I held this presentation at the first PKP Scholarly Publishing Conference in Vancouver Canada, on July 12th 2007.
http://www.slideshare.net/coffee001/elanguagenet-shifting-the-paradigm-in-linguistics/

This short presentation was held as part of the "Tag des wissenschaftlichen Nachwuchses" ("junior researchers' day") at the University of Duesseldorf on 22 June 2007.
http://www.slideshare.net/coffee001/what-mcdonalds-is-talking-about-a-computational-analysis-of-the-language-of-company-web-logs/

I was invited to present this methodological piece at the linguistic research colloquium of the University of Osnabrück.
http://www.slideshare.net/coffee001/quantitative-individuated-corpus-linguistics

Presentation held as part of the research colloquium of the Department of English Language and Linguistics.
http://www.slideshare.net/coffee001/lies-at-wal-mart-presented-at-duesseldorf-university-germany

Presentation held as part of the workshop "Syntactic Variation and Emerging Genres" at the 29th annual meeting of the German Linguistic Society (Deutsche Gesellschaft für Sprachwissenschaft, DGfS).
http://www.slideshare.net/coffee001/variation-and-genrefication-in-blogs-presented-at-dgfs-2007-siegen-germany

Publications

Miscellaneous

Languages
Apart from a few computer languages, I am also proficient in German (first language), English (near-native) and French (though actual speakers of French may dispute this).

Editorial work
Together with Khan-Duc Kuttig and Petra B. Schubert, I currently serve as general editor of Register and Context.

Conferences
In concert with our partners at the Max Planck Digital Library, I am involved in the organization of the Berlin 6 Open Access Conference, which will take place in November 2008 in Duesseldorf.

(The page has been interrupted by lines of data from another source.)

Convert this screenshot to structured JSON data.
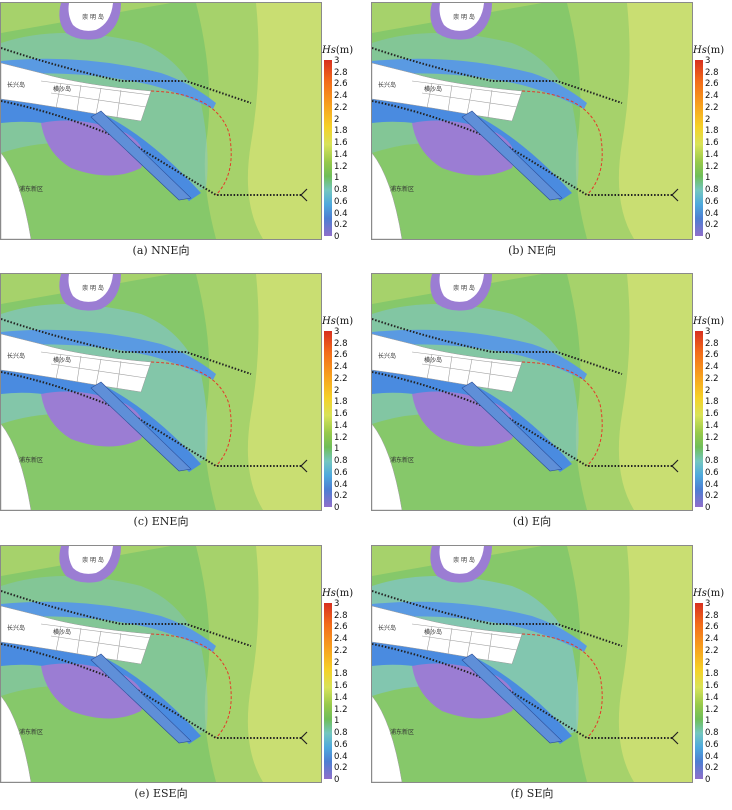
{
  "legend": {
    "title_var": "Hs",
    "title_unit": "(m)",
    "ticks": [
      "3",
      "2.8",
      "2.6",
      "2.4",
      "2.2",
      "2",
      "1.8",
      "1.6",
      "1.4",
      "1.2",
      "1",
      "0.8",
      "0.6",
      "0.4",
      "0.2",
      "0"
    ]
  },
  "places": {
    "chongming": "崇 明 岛",
    "changxing": "长兴岛",
    "hengsha": "横沙岛",
    "pudong": "浦东新区"
  },
  "panels": [
    {
      "caption": "(a) NNE向",
      "wave_level": 1.0
    },
    {
      "caption": "(b) NE向",
      "wave_level": 1.05
    },
    {
      "caption": "(c) ENE向",
      "wave_level": 0.9
    },
    {
      "caption": "(d) E向",
      "wave_level": 0.95
    },
    {
      "caption": "(e) ESE向",
      "wave_level": 1.05
    },
    {
      "caption": "(f) SE向",
      "wave_level": 0.85
    }
  ],
  "colors": {
    "land": "#ffffff",
    "island_purple": "#9b7dd3",
    "deep_blue": "#4a8be0",
    "light_blue": "#7fc4e8",
    "green_low": "#86c86a",
    "green_mid": "#a6d26b",
    "green_high": "#c9de72",
    "dike_dotted": "#222222",
    "boundary_dashed": "#e23a2a"
  }
}
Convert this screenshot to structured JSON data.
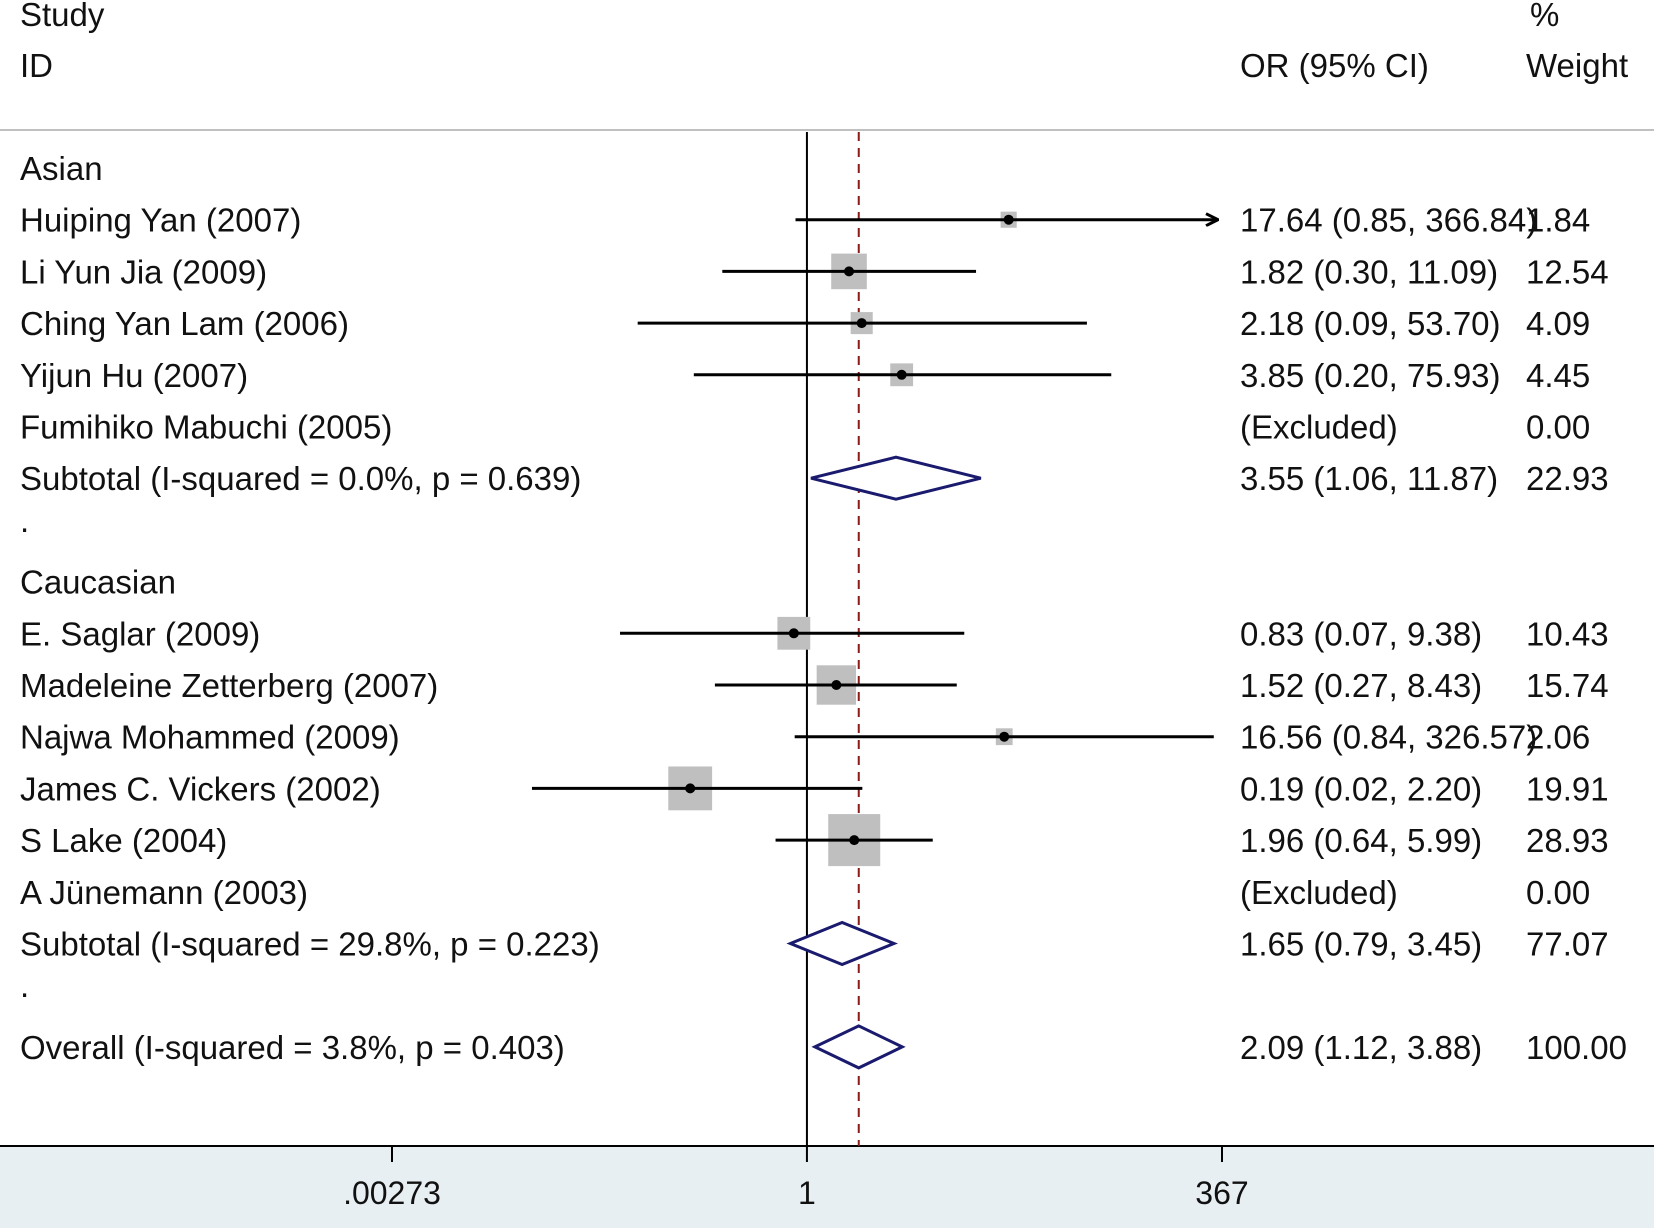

I also serve as the panel chair for the section New Forms of Scholarly Communication: Blogs, Wikis and Web 2.0 in Academia. Have a look at this post in my blog for more information.

Scholarly Societies
I am a member of the Linguistic Society of America (LSA), the International Pragmatics Association (IPrA) and the Deutsche Gesellschaft für Sprachwissenschaft (DGfS). I am also proud to serve as an ex officio member in LSA's Technical Advisory Committee (TAC) and the Committee for Member Services and IT (COMSIT).